November the 8th 1949

I’m dressed up to the nines in a white evening dress I can’t begin to describe – except to say Greta Garbo would look better in it than I do. It’s backless and strapless and held up with will power. We’re at the party,  in an ante-room waiting to be met by the guest of honour. I’m by far the youngest here. But I’m not the most nervous.

Everyone I look at is nervous. Soldiers of various rank and stature; eye each other up. Women with far more poise than I will ever have twist their fans and stare around them, at the array of famous faces. Infamous faces, to my mind, ruthless murderers and their ladies dressed in their finery  – taking full advantage of this disruption to the timelines. I’m not nervous, because I have nothing to lose. If I’m caught; I’m dead. I know the risks. And it’s a risk I’ll gladly take to make everything right again.

I’ve never been to this location before. Not in my time. Not in any time. But I know whose house it is. Or rather I know whose palace it was. It makes me sad that all this now belongs to the Conqueror.

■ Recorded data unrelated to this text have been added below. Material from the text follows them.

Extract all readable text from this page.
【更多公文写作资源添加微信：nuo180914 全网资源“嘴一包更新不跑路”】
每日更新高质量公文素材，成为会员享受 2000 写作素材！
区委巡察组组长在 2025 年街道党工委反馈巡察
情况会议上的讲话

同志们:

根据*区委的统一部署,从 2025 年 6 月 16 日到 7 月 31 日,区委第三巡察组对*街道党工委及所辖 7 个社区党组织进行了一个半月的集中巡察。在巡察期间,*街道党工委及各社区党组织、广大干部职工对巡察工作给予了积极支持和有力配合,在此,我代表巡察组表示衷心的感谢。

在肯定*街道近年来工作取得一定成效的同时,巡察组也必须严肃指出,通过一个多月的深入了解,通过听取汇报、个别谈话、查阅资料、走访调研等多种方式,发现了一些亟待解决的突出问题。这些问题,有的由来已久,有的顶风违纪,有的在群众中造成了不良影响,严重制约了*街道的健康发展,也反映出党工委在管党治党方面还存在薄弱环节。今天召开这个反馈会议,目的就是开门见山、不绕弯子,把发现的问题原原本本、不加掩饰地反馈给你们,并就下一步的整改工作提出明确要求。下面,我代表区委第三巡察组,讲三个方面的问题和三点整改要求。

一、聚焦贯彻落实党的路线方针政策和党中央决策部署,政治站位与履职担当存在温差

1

As I wait my turn (at the end of the long receiving line that wends its way down long, thin corridors stuffed with dead animal heads and crockery) I tire of looking at the paintings on the walls, at the Van Dyke clocks and  the beautiful tapestries. My feet hurt and I want to get this introduction over and done with. Not that I know why we’re here or what this party  is for. HE won’t tell me! Says it’s on a need to know.

I want to get the meal over and done with I want to get to the dancing in the room where the library is. I want to get a chance to look at the books. You see I think the one we’re looking for is here.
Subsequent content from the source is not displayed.